The TayraJsonConverterFactory intercepts System.Text.Json serialization at the converter level:

  1. Type inspection -- The factory consults the PersonalDataMetadataCache to determine if a type has any [PersonalData] properties. If a type has no PII fields, the factory returns false from CanConvert() and System.Text.Json uses its default serialization.

  2. On serialize -- When writing JSON, the converter encrypts all [PersonalData] fields on the object, serializes the object to JSON (with ciphertext values), and then decrypts the in-memory object back to cleartext. Your application code continues working with plaintext values after serialization.

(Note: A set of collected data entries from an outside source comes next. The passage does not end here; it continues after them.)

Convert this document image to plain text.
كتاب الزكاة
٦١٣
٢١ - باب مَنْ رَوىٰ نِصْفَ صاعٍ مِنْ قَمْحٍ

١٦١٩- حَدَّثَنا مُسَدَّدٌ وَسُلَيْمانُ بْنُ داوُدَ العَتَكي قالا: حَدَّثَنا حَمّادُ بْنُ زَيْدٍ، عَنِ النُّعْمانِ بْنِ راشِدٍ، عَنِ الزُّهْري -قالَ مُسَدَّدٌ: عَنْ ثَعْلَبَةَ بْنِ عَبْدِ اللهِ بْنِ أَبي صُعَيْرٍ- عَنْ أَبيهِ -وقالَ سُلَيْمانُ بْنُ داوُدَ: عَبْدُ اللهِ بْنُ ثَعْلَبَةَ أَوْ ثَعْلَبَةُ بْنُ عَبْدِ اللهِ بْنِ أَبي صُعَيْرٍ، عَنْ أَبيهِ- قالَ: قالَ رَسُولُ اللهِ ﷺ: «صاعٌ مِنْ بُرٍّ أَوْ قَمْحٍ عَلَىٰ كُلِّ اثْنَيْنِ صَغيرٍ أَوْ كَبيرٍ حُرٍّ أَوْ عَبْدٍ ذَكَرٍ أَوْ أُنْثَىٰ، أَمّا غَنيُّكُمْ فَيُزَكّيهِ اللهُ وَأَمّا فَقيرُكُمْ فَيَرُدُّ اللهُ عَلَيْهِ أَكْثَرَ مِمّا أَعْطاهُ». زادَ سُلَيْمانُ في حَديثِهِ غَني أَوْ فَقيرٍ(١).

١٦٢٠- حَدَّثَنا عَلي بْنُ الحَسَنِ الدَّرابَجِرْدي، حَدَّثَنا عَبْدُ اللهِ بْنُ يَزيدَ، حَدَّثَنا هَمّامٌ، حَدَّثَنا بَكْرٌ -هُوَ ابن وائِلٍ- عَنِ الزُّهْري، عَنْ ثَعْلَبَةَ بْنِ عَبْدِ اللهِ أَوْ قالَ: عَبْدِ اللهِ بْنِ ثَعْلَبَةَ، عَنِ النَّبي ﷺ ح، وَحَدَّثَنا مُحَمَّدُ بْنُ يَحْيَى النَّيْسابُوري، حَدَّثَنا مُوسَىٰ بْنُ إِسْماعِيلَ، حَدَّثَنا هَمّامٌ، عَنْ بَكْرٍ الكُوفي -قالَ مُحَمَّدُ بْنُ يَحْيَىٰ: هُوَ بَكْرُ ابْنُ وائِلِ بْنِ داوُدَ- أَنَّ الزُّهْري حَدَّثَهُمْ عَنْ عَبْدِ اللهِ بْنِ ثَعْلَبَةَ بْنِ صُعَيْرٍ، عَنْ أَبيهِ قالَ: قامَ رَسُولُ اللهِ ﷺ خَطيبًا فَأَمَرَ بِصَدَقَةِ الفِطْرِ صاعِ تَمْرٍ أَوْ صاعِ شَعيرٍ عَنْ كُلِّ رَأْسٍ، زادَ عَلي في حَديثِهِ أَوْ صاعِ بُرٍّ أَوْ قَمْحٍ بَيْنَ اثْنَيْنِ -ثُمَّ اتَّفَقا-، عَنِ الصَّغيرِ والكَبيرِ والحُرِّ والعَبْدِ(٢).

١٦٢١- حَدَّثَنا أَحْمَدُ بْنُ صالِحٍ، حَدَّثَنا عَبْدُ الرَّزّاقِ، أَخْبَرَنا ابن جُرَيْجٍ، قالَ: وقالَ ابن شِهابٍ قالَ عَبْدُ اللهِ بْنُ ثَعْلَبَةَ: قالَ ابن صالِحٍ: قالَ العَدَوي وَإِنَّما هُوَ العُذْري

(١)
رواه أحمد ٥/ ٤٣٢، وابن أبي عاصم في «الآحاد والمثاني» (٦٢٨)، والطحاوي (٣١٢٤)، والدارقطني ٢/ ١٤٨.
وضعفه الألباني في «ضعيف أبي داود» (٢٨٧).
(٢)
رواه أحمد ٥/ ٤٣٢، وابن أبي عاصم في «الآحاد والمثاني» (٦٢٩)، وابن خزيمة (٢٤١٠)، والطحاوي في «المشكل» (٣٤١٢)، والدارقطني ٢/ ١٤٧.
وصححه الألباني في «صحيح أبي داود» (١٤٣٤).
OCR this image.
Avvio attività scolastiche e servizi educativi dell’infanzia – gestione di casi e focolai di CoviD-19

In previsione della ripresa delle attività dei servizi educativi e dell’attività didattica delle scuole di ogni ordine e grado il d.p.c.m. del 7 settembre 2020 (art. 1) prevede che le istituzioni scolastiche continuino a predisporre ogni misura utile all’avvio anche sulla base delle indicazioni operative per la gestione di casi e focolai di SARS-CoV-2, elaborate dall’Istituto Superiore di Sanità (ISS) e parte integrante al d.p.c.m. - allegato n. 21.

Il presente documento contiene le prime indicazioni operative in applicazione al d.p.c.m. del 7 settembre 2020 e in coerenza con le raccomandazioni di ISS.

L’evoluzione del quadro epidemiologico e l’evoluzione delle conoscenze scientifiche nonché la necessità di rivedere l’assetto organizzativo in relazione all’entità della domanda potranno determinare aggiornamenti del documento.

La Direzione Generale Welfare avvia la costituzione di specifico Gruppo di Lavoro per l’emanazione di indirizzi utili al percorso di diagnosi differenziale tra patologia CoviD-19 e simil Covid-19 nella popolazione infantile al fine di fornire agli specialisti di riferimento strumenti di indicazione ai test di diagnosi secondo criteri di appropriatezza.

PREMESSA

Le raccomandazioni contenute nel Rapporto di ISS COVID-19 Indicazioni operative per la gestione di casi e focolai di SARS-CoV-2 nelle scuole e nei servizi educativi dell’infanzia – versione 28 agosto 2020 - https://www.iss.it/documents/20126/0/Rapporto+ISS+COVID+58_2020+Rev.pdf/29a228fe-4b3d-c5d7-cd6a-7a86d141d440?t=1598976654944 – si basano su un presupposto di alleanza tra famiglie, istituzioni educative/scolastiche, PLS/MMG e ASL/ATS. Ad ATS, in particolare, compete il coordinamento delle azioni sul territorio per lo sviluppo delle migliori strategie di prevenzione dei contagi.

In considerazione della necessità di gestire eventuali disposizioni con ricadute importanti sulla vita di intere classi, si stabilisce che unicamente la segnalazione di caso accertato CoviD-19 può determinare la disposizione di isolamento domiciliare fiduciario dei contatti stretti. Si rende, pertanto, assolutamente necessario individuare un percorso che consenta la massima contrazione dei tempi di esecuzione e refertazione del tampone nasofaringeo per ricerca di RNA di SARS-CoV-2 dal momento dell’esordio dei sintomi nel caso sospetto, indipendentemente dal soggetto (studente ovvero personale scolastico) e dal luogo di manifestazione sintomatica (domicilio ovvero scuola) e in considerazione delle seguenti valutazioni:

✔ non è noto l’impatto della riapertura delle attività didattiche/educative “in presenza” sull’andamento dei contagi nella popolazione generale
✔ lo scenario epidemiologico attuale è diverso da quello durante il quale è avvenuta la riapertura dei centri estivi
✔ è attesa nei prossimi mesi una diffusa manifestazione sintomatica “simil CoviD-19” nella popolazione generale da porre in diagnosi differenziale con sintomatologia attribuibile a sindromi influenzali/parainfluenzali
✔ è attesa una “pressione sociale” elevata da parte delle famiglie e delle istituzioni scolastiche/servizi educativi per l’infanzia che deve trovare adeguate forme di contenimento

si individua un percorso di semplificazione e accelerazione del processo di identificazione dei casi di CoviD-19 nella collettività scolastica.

  3. On deserialize -- When reading JSON, the converter deserializes the JSON into an object (with ciphertext values in the PII fields), and then decrypts those fields. The returned object contains cleartext values.

Synchronous Bridge

System.Text.Json converters run synchronously, but Tayra's encryption engine is async. The converter uses .GetAwaiter().GetResult() to bridge this gap -- the same pattern used by Tayra's EF Core materialization interceptor. Because the crypto engine caches keys in memory, the synchronous call completes as a memory-only lookup after the initial key fetch.

Use Cases

API Responses

Combine with ASP.NET Core for automatic API response encryption. When AddTayraJson() is registered, all JSON responses containing annotated types are automatically encrypted:

csharp
app.MapGet("/api/customers/{id}", async (string id, CustomerService svc) =>
{
    var customer = await svc.GetCustomerAsync(id);
    return Results.Ok(customer);
    // Name and Email are encrypted in the JSON response
});

Event Sourcing Payloads

Protect PII in event payloads written to event stores, message queues, or log files:

csharp
var evt = new CustomerRegisteredEvent
{
    CustomerId = "cust-42",
    Name = "Alice Smith",
    Email = "alice@example.com",
};

var json = JsonSerializer.Serialize(evt, jsonOptions);
// json contains AES-256-GCM ciphertext for Name and Email
await eventStore.AppendAsync("cust-42", json);

Inter-Service Communication

When services exchange JSON payloads over HTTP, gRPC, or message queues, Tayra ensures PII is protected in transit without requiring transport-level encryption of individual fields:

csharp
var json = JsonSerializer.Serialize(payload, jsonOptions);
await httpClient.PostAsync("/api/process", new StringContent(json, Encoding.UTF8, "application/json"));

File Storage

Protect PII when exporting data to JSON files for backup, reporting, or data exchange:

csharp
var customers = await db.Customers.ToListAsync();
var json = JsonSerializer.Serialize(customers, jsonOptions);
await File.WriteAllTextAsync("export.json", json);
// PII fields are encrypted in the file

Crypto-Shredding

GDPR Article 17 "right to be forgotten" works seamlessly with JSON serialization. After deleting a data subject's encryption key, any JSON that was serialized with encrypted PII becomes permanently unreadable:

csharp
// Serialize with encryption
var json = JsonSerializer.Serialize(customer, jsonOptions);
await File.WriteAllTextAsync("customer.json", json);

// Later: erase the customer's data
await cryptoEngine.DeleteAllKeysAsync("cust-42");

// Deserialize after shredding -- returns replacement values
var shredded = JsonSerializer.Deserialize<Customer>(
    await File.ReadAllTextAsync("customer.json"), jsonOptions);
// shredded.Name == ""
// shredded.Email == "redacted@example.com"

Irreversible

Crypto-shredding is permanent. The encryption key is deleted from the key store and cannot be recovered. Any JSON containing the shredded subject's encrypted fields will return replacement values forever.